Cependant, la loi sur la presse et le Code pénal (1998) entrent en conflit pour certains délits de presse. L’article 99 de la loi sur la presse prévoit que l’incitation au vol, au meurtre, au pillage et aux atteintes à la sécurité de l’État, est une infraction punie d’une amende ; et si l’incitation est suivie d’effet, « les auteurs sont punis comme complices » conformément aux articles 271 et 273 du Code pénal. L’article 271 du Code pénal prévoit des peines de prison allant de 10 à 20 ans tandis que l’article 273 prévoit des peines d’emprisonnement de 16 jours à six mois, une amende de 50 000 à 100 000 GNF ((5,5 USD à 10,9 USD) ou les deux. Notamment, ni la loi sur la presse ni le code pénal ne sont cités lors des poursuites judiciaires à l’encontre des journalistes et des blogueurs. Au lieu de cela, les autorités se basent sur la loi sur la cybersécurité et la protection des données personnelles.
La loi n ° 037 sur la cybersécurité et la protection des données personnelles a été adoptée en juillet 2016, « pour définir les règles et mécanismes visant à lutter contre la cybercriminalité et créer ainsi un environnement favorable, propice et sécuritaire dans le cyberespace». Cependant, elle est critiquée comme une menace pour la démocratie et les droits numériques des citoyens Guinéens car elle légitime la censure en ligne et semble criminaliser les lanceurs d’alertes. En effet, c’est cette loi, et non la loi sur la presse, qui est actuellement utilisée pour persécuter les journalistes. Selon Mohamed Traoré, ancien président de l’Association du barreau guinéen, la loi sur la cybersécurité est « inapplicable » car elle n’a pas été enregistrée et publiée au Journal officiel de la Guinée.
Entre-temps, le projet de loi sur l’accès à l’information publique a été approuvé par le Conseil des ministres le 26 juillet 2019, mais aucune autre mesure n’a été prise depuis lors. L’absence d’un cadre d’accès à l’information a un impact négatif sur le journalisme, la transparence et la gouvernance responsable. L’adoption du projet de loi faciliterait la mise en place de sources d’information fiables aussi bien pour le journalisme d’investigation que pour la recherche, et améliorerait la participation civique.

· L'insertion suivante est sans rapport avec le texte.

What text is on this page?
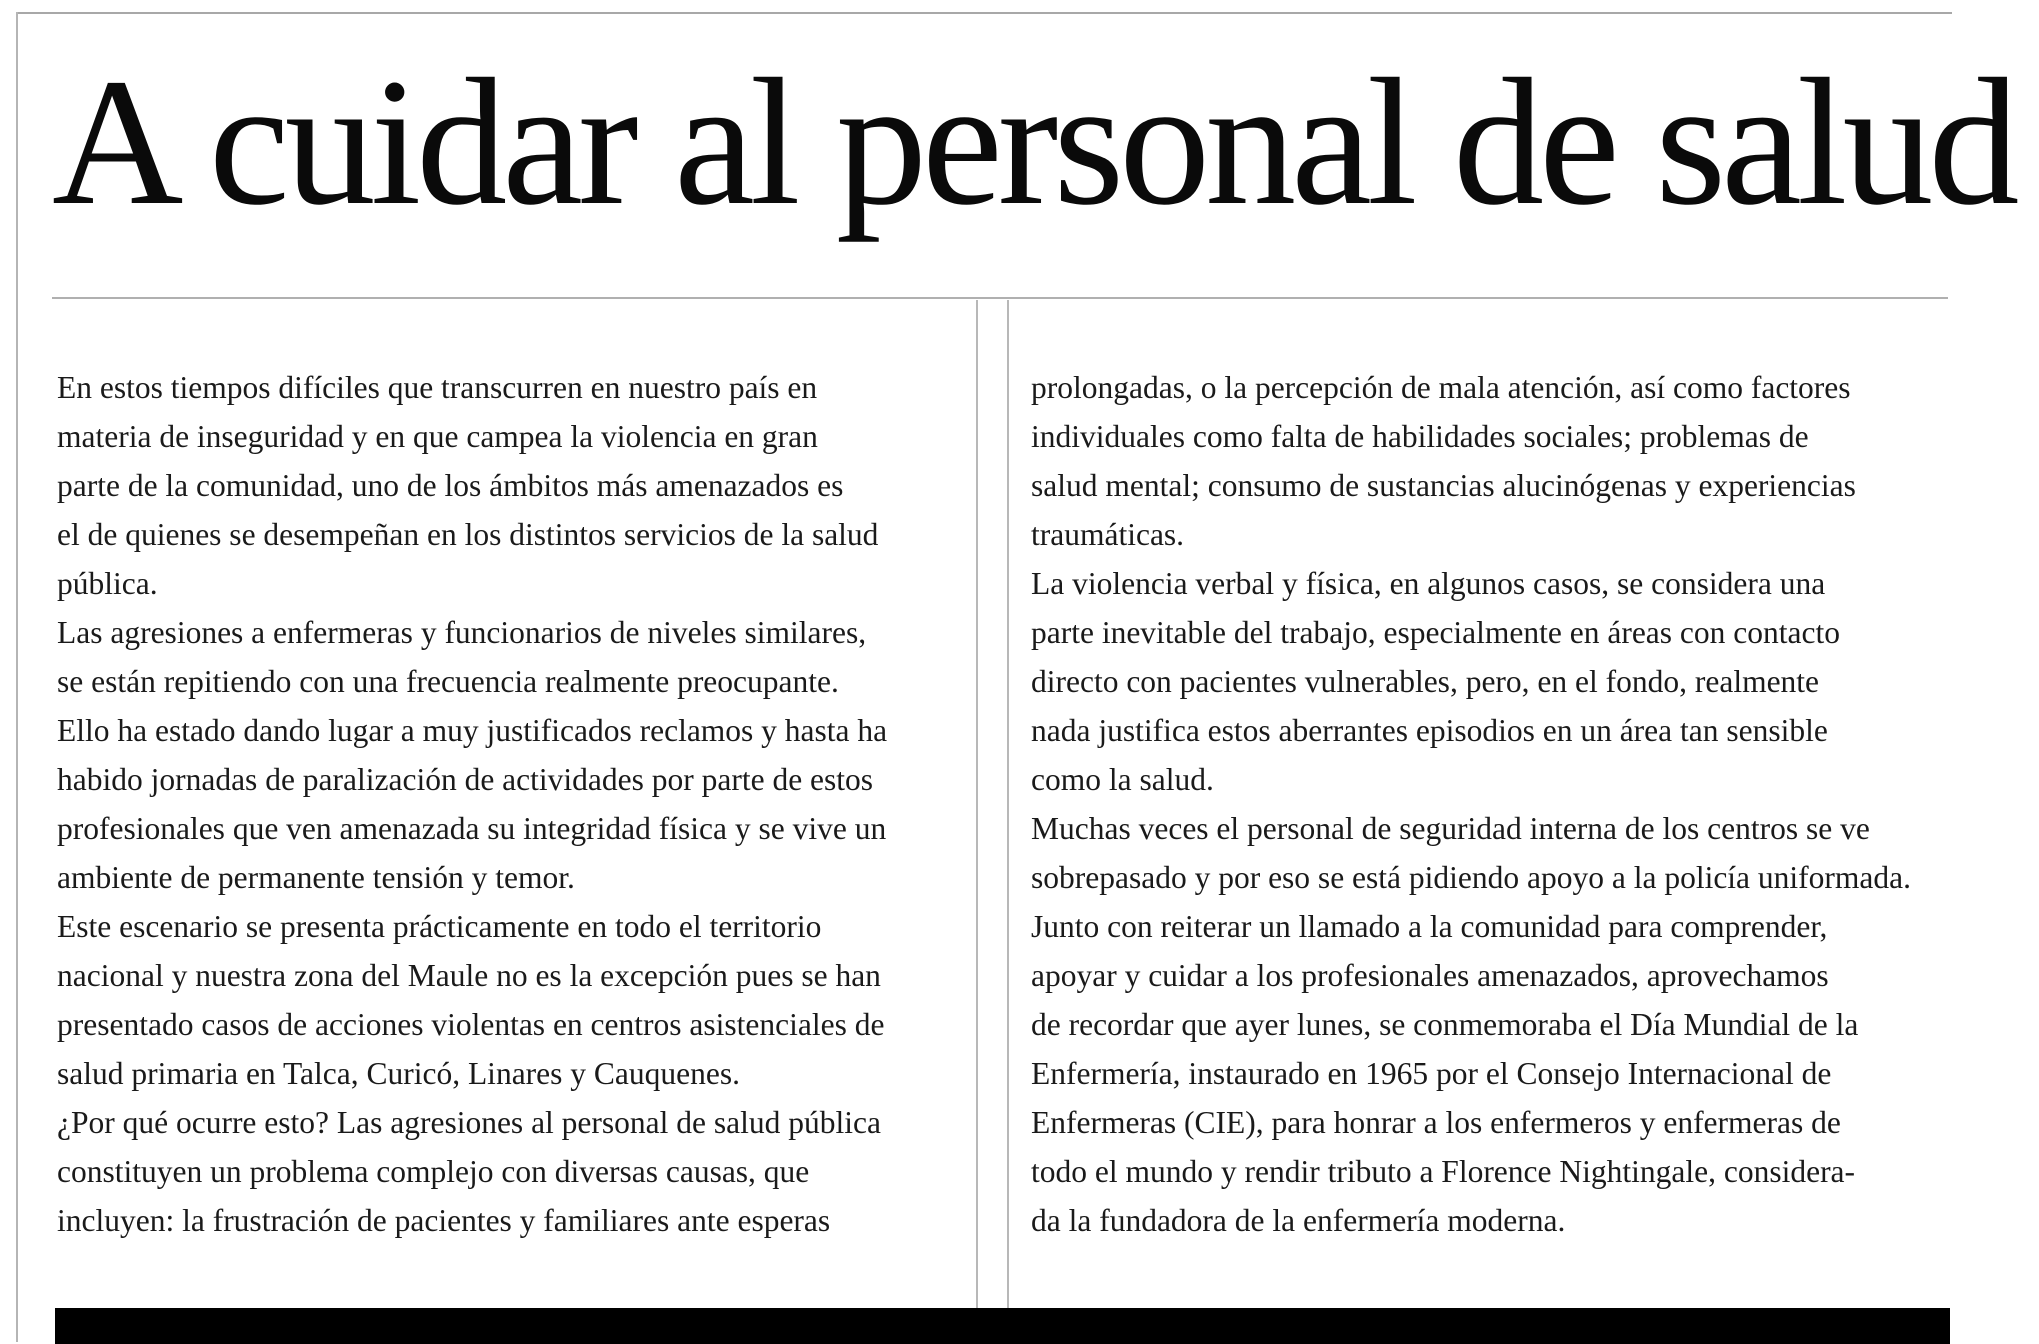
A cuidar al personal de salud
En estos tiempos difíciles que transcurren en nuestro país en
materia de inseguridad y en que campea la violencia en gran
parte de la comunidad, uno de los ámbitos más amenazados es
el de quienes se desempeñan en los distintos servicios de la salud
pública.
Las agresiones a enfermeras y funcionarios de niveles similares,
se están repitiendo con una frecuencia realmente preocupante.
Ello ha estado dando lugar a muy justificados reclamos y hasta ha
habido jornadas de paralización de actividades por parte de estos
profesionales que ven amenazada su integridad física y se vive un
ambiente de permanente tensión y temor.
Este escenario se presenta prácticamente en todo el territorio
nacional y nuestra zona del Maule no es la excepción pues se han
presentado casos de acciones violentas en centros asistenciales de
salud primaria en Talca, Curicó, Linares y Cauquenes.
¿Por qué ocurre esto? Las agresiones al personal de salud pública
constituyen un problema complejo con diversas causas, que
incluyen: la frustración de pacientes y familiares ante esperas
prolongadas, o la percepción de mala atención, así como factores
individuales como falta de habilidades sociales; problemas de
salud mental; consumo de sustancias alucinógenas y experiencias
traumáticas.
La violencia verbal y física, en algunos casos, se considera una
parte inevitable del trabajo, especialmente en áreas con contacto
directo con pacientes vulnerables, pero, en el fondo, realmente
nada justifica estos aberrantes episodios en un área tan sensible
como la salud.
Muchas veces el personal de seguridad interna de los centros se ve
sobrepasado y por eso se está pidiendo apoyo a la policía uniformada.
Junto con reiterar un llamado a la comunidad para comprender,
apoyar y cuidar a los profesionales amenazados, aprovechamos
de recordar que ayer lunes, se conmemoraba el Día Mundial de la
Enfermería, instaurado en 1965 por el Consejo Internacional de
Enfermeras (CIE), para honrar a los enfermeros y enfermeras de
todo el mundo y rendir tributo a Florence Nightingale, considera-
da la fundadora de la enfermería moderna.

Quelle voie pour une presse libre en Guinée?
La loi sur la liberté de la presse et le délit de presse en Guinée reflète la volonté politique de garantir des médias libres, indépendants et pluralistes dans le pays. De plus, la pénétration croissante de l’internet a facilité la diversité médiatique. Cependant, les actes de répression et d’intimidation persistants à l’encontre des journalistes et des blogueurs méprisent entièrement les dispositions de la loi sur la liberté de la presse qui dépénalise les délits de presse, et les critiques en ligne restent exposés à des sanctions sévères émanant de la loi sur la cybersécurité. En outre, l’insuffisance actuelle du cadre juridique de soutien et la stagnation du projet de loi sur l’accès à l’information publique limitent la contribution des médias à la gouvernance démocratique. Pour assurer le déploiement d’un environnement propice à la liberté d’expression en Guinée, il est impératif que le gouvernement adopte un cadre juridique adéquat et garantisse son application à tous les niveaux.